Abortion rights groups leading in the fundraising fight over Constitutional Amendment No. 2
With Kentucky's near-total abortion ban in effect while the issue is sorted out in court, all eyes are on a highly-consequential constitutional amendment on the ballot this fall. And donors are financing campaigns to win over the hearts and minds of Kentucky voters before November 8.
Abortion rights groups, who hope to convince the state's high court to strike down Kentucky's sweeping abortion restrictions, are relying on an argument that the right to an abortion is already protected by way of language in the state constitution. But that argument would be deeply undercut by a constitutional amendment that Kentuckians will weigh in on this November.

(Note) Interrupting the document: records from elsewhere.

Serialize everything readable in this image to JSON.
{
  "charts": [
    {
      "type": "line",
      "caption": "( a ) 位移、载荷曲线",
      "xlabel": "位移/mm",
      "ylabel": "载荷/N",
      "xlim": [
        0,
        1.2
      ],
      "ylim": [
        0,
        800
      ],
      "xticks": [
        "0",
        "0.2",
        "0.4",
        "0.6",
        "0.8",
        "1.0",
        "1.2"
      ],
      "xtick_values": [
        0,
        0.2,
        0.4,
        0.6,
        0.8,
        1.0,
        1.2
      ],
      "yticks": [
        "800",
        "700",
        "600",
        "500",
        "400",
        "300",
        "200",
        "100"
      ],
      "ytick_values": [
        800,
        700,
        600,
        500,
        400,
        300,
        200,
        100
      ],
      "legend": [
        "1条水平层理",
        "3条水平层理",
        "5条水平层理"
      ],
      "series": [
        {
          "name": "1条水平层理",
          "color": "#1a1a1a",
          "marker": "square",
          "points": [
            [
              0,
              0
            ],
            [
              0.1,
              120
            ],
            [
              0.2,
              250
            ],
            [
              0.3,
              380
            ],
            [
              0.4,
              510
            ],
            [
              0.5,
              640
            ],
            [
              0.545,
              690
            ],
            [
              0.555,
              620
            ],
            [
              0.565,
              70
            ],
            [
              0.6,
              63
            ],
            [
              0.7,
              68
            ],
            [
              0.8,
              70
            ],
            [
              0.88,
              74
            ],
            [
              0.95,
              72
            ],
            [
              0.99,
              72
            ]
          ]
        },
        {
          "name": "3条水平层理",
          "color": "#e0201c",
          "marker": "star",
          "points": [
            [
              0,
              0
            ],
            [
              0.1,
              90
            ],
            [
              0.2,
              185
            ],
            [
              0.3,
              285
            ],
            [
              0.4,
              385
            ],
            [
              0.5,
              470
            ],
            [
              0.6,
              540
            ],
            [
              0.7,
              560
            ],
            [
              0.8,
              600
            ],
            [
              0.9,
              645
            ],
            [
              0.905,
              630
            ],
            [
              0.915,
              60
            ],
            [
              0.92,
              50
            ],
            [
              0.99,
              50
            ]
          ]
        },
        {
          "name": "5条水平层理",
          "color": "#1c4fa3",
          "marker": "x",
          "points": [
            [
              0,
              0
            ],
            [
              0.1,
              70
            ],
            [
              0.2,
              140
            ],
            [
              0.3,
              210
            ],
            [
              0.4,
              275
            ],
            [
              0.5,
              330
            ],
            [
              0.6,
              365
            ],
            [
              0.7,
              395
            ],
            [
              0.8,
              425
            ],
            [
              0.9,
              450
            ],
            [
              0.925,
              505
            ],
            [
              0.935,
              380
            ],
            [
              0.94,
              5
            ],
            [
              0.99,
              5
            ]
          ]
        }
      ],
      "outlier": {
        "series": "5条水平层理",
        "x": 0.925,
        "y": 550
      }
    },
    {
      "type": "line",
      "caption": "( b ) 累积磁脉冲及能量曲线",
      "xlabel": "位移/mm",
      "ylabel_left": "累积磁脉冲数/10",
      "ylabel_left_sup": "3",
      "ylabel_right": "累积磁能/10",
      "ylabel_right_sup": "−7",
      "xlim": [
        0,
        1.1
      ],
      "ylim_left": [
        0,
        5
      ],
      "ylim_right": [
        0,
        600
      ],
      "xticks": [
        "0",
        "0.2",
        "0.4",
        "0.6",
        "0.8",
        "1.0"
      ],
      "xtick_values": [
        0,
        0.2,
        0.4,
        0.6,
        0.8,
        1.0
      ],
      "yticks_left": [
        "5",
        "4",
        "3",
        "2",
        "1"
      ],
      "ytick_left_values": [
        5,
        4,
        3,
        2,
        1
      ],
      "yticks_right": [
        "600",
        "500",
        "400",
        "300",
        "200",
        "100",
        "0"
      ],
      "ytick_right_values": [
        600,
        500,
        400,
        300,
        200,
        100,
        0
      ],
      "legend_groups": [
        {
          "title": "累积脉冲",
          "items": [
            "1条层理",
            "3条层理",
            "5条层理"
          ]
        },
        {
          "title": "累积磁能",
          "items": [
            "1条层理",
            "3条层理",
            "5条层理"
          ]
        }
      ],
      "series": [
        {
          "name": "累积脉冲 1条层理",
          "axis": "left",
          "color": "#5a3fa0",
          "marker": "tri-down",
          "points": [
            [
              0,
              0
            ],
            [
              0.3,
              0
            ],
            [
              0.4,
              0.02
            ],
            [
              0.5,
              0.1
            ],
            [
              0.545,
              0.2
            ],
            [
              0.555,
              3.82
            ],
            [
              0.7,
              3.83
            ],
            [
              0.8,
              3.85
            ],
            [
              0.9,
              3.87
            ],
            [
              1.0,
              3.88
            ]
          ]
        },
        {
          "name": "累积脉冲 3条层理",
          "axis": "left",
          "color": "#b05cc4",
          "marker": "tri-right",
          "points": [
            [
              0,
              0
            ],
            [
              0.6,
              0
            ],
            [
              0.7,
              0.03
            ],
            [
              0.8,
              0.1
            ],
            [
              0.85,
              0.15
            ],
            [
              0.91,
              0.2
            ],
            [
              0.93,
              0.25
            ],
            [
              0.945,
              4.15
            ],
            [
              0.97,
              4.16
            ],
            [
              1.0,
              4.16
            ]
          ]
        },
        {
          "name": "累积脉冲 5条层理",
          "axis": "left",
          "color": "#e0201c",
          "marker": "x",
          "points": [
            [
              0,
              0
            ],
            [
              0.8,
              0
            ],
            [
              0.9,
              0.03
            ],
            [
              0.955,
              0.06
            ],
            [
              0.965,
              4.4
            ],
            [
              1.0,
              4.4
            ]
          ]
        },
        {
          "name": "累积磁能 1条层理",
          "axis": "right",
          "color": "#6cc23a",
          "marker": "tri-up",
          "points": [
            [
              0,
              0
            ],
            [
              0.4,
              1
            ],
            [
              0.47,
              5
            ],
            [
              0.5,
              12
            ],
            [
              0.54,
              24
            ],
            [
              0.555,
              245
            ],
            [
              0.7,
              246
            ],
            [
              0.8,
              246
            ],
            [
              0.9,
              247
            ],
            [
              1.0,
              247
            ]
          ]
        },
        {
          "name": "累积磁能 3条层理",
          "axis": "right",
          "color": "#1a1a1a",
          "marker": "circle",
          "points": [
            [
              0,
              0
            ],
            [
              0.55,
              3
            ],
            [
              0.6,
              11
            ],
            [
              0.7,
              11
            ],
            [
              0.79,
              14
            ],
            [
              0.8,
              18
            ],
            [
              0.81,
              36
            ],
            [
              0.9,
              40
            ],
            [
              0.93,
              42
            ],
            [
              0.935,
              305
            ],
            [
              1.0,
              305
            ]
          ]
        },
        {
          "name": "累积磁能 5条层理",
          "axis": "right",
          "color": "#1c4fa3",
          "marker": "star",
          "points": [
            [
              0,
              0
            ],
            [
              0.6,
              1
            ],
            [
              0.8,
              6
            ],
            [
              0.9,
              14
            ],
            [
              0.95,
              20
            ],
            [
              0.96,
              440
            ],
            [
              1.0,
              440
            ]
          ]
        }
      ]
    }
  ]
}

"The Constitutional Amendment that will be on Kentucky's ballots this fall would explicitly state that there is no right to get an abortion in Kentucky, if it is adopted," Sam Crankshaw with the ACLU says.

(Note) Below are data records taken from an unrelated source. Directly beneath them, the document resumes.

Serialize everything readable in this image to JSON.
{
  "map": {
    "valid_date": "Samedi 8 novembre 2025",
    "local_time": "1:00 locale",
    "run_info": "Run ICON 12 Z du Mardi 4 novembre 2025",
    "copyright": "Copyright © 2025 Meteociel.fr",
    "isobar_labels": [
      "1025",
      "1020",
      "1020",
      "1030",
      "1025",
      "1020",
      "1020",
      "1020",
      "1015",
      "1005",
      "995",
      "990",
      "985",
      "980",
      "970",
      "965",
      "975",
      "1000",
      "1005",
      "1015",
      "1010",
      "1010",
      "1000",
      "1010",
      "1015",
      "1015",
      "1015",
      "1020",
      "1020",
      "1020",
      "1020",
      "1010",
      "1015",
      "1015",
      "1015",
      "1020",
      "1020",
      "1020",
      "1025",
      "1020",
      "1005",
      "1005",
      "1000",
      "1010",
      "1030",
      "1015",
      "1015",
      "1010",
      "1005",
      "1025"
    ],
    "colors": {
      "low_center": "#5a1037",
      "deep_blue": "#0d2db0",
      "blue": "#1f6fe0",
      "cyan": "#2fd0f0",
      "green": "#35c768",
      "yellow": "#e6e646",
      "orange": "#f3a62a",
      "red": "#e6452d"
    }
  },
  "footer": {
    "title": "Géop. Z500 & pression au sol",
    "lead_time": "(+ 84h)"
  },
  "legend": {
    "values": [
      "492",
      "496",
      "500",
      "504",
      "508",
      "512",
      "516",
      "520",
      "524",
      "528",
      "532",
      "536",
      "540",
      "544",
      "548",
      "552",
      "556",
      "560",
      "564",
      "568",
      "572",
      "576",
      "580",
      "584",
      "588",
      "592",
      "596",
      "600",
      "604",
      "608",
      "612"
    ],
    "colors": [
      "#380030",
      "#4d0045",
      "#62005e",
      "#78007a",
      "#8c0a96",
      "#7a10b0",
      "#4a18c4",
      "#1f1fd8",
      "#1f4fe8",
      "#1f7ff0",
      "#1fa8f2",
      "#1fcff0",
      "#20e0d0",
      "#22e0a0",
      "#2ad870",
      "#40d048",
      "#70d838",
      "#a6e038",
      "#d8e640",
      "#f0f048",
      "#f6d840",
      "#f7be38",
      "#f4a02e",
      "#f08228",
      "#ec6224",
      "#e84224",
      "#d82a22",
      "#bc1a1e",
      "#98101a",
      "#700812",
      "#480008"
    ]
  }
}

And those high stakes haven't escaped advocates for and against abortion rights.
So far, Protect Kentucky Access, a group opposed to the amendment, has raked in $1.7 million in contributions over the last year. They're hoping for a repeat of what happened in Kansas in August, when the conservative state delivered a blow to abortion rights opponents by halting a similar anti-abortion referendum at the ballot box.
Meanwhile, Yes for Life, a group pressing for passage of Kentucky's amendment, has raised nearly half a million in its campaign.
But there are different variables in play than in Kansas, which could affect the outcome. The Herald-Leader reports, according to the census, Kansas is generally wealthier, better educated, and has fewer residents than Kentucky. The ballot measure Kansans rejected was also longer, granting specific powers to the legislature to regulate abortion.